Está claro que uno de los ejes de la política de
José Luís Rodríguez Zapatero es la expectativa de abrir un proceso de diálogo con la banda terrorista que, independientemente del tiempo que pueda durar, coloque el final del problema de ETA en la agenda política. Es una pretensión balsámica para los problemas del gobierno y un punto de apoyo para abordar el Estatuto Vasco, después de aprobado el catalán. La ensoñación del presidente es disponer de una segunda legislatura con mayoría suficiente para gestionar el tema de Euskadi desde una cómoda situación parlamentaria, que además se la habría facilitado el propio tema vasco. Un cuento de la lechera maravilloso si la vaca fuera estúpida.
Pero ETA no está dispuesta a facilitar las cosas porque después de cuarenta años de terrorismo no está tan desesperada para renunciar a cualquier dividendo.
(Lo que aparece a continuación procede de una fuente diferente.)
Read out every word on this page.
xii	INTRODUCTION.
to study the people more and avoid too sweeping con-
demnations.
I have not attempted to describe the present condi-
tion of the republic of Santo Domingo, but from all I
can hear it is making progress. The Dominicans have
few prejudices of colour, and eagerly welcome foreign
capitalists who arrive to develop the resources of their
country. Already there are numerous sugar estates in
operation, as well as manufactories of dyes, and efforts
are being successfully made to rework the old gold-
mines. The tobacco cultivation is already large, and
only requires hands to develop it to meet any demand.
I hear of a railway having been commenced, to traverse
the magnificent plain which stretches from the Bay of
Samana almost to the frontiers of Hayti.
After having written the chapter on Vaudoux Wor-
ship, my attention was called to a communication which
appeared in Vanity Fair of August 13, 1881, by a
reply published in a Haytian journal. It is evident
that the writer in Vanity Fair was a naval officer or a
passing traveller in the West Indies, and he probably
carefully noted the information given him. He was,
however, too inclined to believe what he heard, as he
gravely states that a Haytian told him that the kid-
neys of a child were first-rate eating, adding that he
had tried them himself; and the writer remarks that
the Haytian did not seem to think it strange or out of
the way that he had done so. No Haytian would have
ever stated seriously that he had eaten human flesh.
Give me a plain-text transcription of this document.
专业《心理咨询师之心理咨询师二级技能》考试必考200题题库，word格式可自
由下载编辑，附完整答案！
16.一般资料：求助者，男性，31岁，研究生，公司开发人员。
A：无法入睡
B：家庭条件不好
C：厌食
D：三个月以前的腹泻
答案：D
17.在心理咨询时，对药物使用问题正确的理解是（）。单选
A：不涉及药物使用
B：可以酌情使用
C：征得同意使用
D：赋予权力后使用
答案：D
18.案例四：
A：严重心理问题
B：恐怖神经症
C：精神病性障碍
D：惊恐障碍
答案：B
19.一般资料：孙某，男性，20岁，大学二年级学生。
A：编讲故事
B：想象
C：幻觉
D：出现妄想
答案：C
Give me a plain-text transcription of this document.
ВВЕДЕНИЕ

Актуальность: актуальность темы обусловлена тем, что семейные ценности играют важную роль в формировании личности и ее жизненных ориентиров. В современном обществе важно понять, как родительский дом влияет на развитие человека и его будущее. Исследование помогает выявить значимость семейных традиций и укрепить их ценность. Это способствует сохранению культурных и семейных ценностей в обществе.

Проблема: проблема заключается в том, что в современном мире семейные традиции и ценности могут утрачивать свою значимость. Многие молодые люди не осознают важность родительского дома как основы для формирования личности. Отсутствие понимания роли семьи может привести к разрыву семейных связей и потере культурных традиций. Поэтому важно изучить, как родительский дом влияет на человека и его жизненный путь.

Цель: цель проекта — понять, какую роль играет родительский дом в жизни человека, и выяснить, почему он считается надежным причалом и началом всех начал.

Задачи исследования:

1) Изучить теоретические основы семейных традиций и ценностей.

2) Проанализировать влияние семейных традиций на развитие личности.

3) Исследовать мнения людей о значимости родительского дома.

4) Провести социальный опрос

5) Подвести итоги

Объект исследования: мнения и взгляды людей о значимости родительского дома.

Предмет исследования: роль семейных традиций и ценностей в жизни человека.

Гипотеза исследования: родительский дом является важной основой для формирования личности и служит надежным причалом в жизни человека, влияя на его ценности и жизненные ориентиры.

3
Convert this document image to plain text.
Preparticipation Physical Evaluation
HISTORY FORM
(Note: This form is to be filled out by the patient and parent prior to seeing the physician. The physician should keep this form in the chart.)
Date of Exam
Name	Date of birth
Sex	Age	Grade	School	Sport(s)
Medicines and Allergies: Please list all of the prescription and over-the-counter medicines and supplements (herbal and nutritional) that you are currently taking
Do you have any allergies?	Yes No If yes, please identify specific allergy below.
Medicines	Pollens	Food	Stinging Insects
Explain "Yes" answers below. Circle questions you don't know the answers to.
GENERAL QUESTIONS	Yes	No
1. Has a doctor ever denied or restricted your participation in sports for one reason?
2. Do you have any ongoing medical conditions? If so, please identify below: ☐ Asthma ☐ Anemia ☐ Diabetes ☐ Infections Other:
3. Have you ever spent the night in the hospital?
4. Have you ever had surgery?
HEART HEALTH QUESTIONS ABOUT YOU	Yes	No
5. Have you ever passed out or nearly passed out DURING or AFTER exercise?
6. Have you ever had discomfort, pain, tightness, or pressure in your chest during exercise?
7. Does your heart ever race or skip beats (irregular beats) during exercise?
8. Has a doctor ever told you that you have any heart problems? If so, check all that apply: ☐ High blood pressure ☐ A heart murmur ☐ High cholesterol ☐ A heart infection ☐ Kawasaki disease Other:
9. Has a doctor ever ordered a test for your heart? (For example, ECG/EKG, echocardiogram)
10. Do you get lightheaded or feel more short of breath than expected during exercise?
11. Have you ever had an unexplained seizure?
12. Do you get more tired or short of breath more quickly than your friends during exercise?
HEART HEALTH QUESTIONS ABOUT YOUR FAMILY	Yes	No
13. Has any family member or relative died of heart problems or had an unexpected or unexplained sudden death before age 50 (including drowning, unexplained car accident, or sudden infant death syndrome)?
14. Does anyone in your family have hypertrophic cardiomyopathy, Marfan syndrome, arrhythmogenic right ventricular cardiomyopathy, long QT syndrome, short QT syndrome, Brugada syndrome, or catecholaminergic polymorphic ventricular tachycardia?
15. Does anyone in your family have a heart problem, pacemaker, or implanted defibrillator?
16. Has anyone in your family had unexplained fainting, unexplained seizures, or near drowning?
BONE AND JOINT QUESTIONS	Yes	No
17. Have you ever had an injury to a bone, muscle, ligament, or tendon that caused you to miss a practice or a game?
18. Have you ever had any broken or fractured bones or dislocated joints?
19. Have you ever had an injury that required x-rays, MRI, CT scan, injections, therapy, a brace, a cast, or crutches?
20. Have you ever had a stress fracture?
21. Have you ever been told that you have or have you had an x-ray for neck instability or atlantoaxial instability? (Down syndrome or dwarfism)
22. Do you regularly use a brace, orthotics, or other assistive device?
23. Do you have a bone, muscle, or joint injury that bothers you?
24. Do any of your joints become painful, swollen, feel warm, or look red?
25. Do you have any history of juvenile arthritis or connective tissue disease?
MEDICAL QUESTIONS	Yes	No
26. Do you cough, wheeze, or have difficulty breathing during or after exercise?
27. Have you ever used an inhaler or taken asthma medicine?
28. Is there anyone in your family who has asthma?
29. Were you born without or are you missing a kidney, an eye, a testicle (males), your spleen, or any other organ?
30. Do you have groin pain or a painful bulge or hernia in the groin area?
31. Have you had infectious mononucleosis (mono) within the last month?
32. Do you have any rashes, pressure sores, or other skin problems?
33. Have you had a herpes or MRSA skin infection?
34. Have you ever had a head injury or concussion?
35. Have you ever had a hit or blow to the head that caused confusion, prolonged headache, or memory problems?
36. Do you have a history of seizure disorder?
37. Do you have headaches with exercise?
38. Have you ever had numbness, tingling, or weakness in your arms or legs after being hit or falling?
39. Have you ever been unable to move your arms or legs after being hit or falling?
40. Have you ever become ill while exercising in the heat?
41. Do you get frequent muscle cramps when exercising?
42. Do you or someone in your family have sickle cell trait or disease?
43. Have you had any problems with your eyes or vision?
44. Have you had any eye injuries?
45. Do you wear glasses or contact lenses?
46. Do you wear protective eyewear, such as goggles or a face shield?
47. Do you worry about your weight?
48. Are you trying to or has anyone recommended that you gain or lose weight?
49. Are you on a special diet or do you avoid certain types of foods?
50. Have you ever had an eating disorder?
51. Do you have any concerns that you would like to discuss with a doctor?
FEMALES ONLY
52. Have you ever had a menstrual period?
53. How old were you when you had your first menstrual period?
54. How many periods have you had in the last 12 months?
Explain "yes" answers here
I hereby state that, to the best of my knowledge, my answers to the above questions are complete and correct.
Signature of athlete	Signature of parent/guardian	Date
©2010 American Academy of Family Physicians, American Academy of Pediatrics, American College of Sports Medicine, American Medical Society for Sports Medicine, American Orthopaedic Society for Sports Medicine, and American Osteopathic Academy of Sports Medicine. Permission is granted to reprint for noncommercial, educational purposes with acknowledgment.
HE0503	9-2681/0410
El cálculo de José Luís Rodríguez Zapatero, que en esta como en otras cosas no está bien aconsejado, parte de un supuesto falso: ETA sabe que no tiene futuro, pero ha decidido no abandonar el terrorismo sin provecho. ETA, al comprobar la necesidad que tiene del proceso de paz el presidente del Gobierno -lo ha demostrado hasta la saciedad- ha puesto en valor su posición. Si hace seis meses sus militantes, escondidos, carecían de moral y deseo de actuar, ahora tienen un motivo suficiente porque la rentabilidad de sus coacciones está garantizada.
No hay escenario más peligroso que el que se está dibujando. Un gobierno con ansiedad para el proceso de paz, una oposición dispuesta a sacar el último jugo a los errores del Gobierno y una organización asesina que se regodea cada vez que Mariano Rajoy y José Luís Rodríguez Zapatero se tiran los trastos a la cabeza en el Parlamento y fuera de él. ¿Pero no hay nadie un poco sensato en este lado de las bambalinas?